Curator’s notes — pending verification
- Michelin stars cited from the 2026 Michelin Guide Italia as reported in February 2026 secondary sources: L'Olivo (2), Il Riccio (1), Mammà (1), Le Monzù (1). The 2027 guide may revise these.
- Le Monzù's executive chef: sources indicate Luigi Lionetti departed for Ara Maris and Antonio Pedana took over the Punta Tragara complex; the precise current title and whether the star transfers cleanly under new leadership should be reconfirmed before quoting.
- Jumeirah Capri Palace 2026 reopening date (16 April) and Dr Chantal Sciuto leading the medical spa are from a single February 2026 press item; verify against the hotel directly.
- Hotel tier placement is editorial judgement: La Palma (Oetker) and Capri Palace (Jumeirah) treated as tier 1; J.K. Place, Punta Tragara, Caesar Augustus and Tiberio Palace as tier 2 independents/affiliates.
- Helicopter pricing (circa €1,900 per leg) and the 20-minute flight time are indicative operator figures and vary by aircraft and season.
- Damecuta is a helipad managed in association with the military air force (ICAO LIQC), not a full FBO/heliport with passenger terminal facilities; charter access is operator-coordinated.

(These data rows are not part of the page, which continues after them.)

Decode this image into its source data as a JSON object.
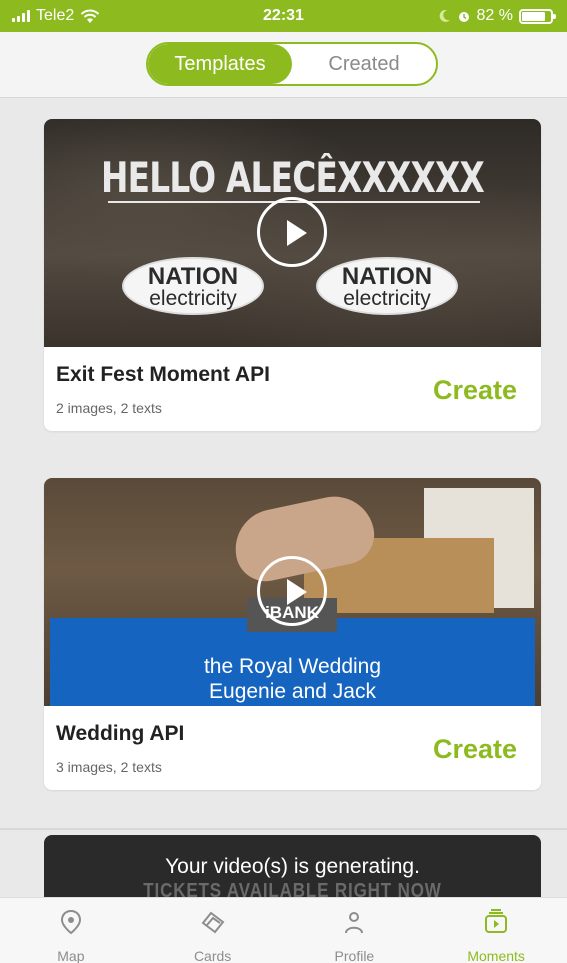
{
  "status_bar": {
    "carrier": "Tele2",
    "time": "22:31",
    "battery": "82 %",
    "battery_level": 0.82
  },
  "segmented": {
    "tabs": [
      {
        "label": "Templates",
        "active": true
      },
      {
        "label": "Created",
        "active": false
      }
    ]
  },
  "cards": [
    {
      "title": "Exit Fest Moment API",
      "meta": "2 images, 2 texts",
      "action": "Create",
      "thumb": {
        "headline": "HELLO ALECÊXXXXXX",
        "logos": [
          {
            "line1": "NATION",
            "line2": "electricity"
          },
          {
            "line1": "NATION",
            "line2": "electricity"
          }
        ]
      }
    },
    {
      "title": "Wedding API",
      "meta": "3 images, 2 texts",
      "action": "Create",
      "thumb": {
        "brand": "iBANK",
        "banner_line1": "the Royal Wedding",
        "banner_line2": "Eugenie and Jack"
      }
    }
  ],
  "toast": {
    "message": "Your video(s) is generating.",
    "background_text": "TICKETS AVAILABLE RIGHT NOW"
  },
  "tabbar": {
    "items": [
      {
        "label": "Map",
        "icon": "map-pin-icon",
        "active": false
      },
      {
        "label": "Cards",
        "icon": "cards-icon",
        "active": false
      },
      {
        "label": "Profile",
        "icon": "profile-icon",
        "active": false
      },
      {
        "label": "Moments",
        "icon": "moments-play-icon",
        "active": true
      }
    ]
  },
  "colors": {
    "accent": "#8dbb1f",
    "banner_blue": "#1565c0"
  }
}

- Naples Capodichino private-aviation/FBO handler names were not individually verified; stated generically.
- Some hotel and restaurant website URLs (e.g., J.K. Place, Mammà, Aurora, Da Paolino, La Fontelina) are best-known official addresses but were not all individually fetched and confirmed live in this session.
- Beach clubs and most marquee hotels are seasonal (roughly mid-April to late October); exact 2026 opening/closing dates vary by property.
- Coordinates given are for Capri town centre/Piazzetta area as the island reference point.